Nach dem Start ist Snapit auch schon bereit, ein Foto zu machen, um danach den entsprechenden Text „einzulesen“. Auf dem Display siehst du dein „Ziel“ und kannst über drei Buttons am rechten Rand das Foto machen, vorher „scharf stellen“ und dann schließlich Snapit beenden.
Hast du einen bestimmten Text fotografiert, kannst du wiederum mit drei Buttons am rechten Rand den Text „einlesen“ lassen, einen Bereich des Bildschirms vorher ausschneiden und zum Foto-Modus zurückkehren.
Das Zuschneiden funktioniert sehr gut. Mithilfe eines Rahmens, den du auf dem Display siehst, kannst du einen bestimmten Bereich „eingrenzen“, um diesen dann auszuschneiden. Den Rahmen kannst du durch „Anpacken“ der Seiten größer oder kleiner ziehen, du kannst ihn verschieben, indem du einfach mit dem Finger in die Mitte „drückst“ und dann den Rahmen bewegst. Wenn du einen Bereich ausgewählt hast, musst du, wiederum durch einen Button rechts, das Bild speichern. Danach ist der Bereich ausgeschnitten, und es erscheint wieder ein Rahmen. Jetzt musst du zuerst noch die Zurück-Taste drücken, um zu der Option, den Text „auslesen“ lassen zu können, zurückzukehren. Das empfand ich als etwas verwirrend.
Drückst du dann den entsprechenden Button, versucht Snapit den Text zu erkennen. Danach hast du folgende Optionen über die Buttons am rechten Rand:
Weiterleiten/Weiterverwenden
Suche
Übersetzen
Und wieder eine Zurück-Taste.
Weiterleiten kannst du den erkannten Text über SMS oder Email. Außerdem kannst du ihn auch in die Zwischenablage kopieren. Die Optionen „Suche“ und „Übersetzen“ führen jeweils auf die Internetseite der Entwickler und nicht etwa zu Google und/oder Google Translate, was ich eigentlich erwartet habe.

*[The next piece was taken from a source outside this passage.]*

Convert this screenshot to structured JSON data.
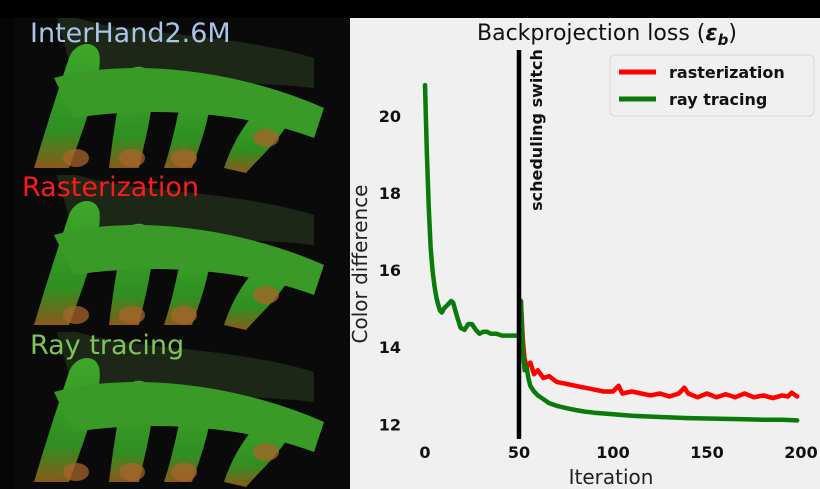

Beide Möglichkeiten konnte ich aus Mangel an „verwertbarem Text“ nicht ausprobieren. Allerdings fiel mir auf, dass beim Aufrufen der Übersetzungs-Suchmaske (bevor die Suche überhaupt gestartet wurde) aus dem Wort „ein“ ein „a“ wurde, und die voreingestellten Sprachen für die Übersetzung Englisch und Afrikaans waren. Das hat nicht gerade einen Vertrauens erweckenden Eindruck auf mich gemacht.
Fazit:
Was Bildschirm und Bedienung angeht, funktioniert Snapit im Großen und Ganzen sehr gut. Die Schwächen der App sind die groß angepriesenen Features der Texterkennung und der Optionen „Suche“ und „Übersetzung“. Wenn Snapit konsequent weiterentwickelt und verbessert wird, könnte es eine wirklich tolle Sache werden. Momentan sehe ich hier jedoch keinen großen praktischen Nutzen.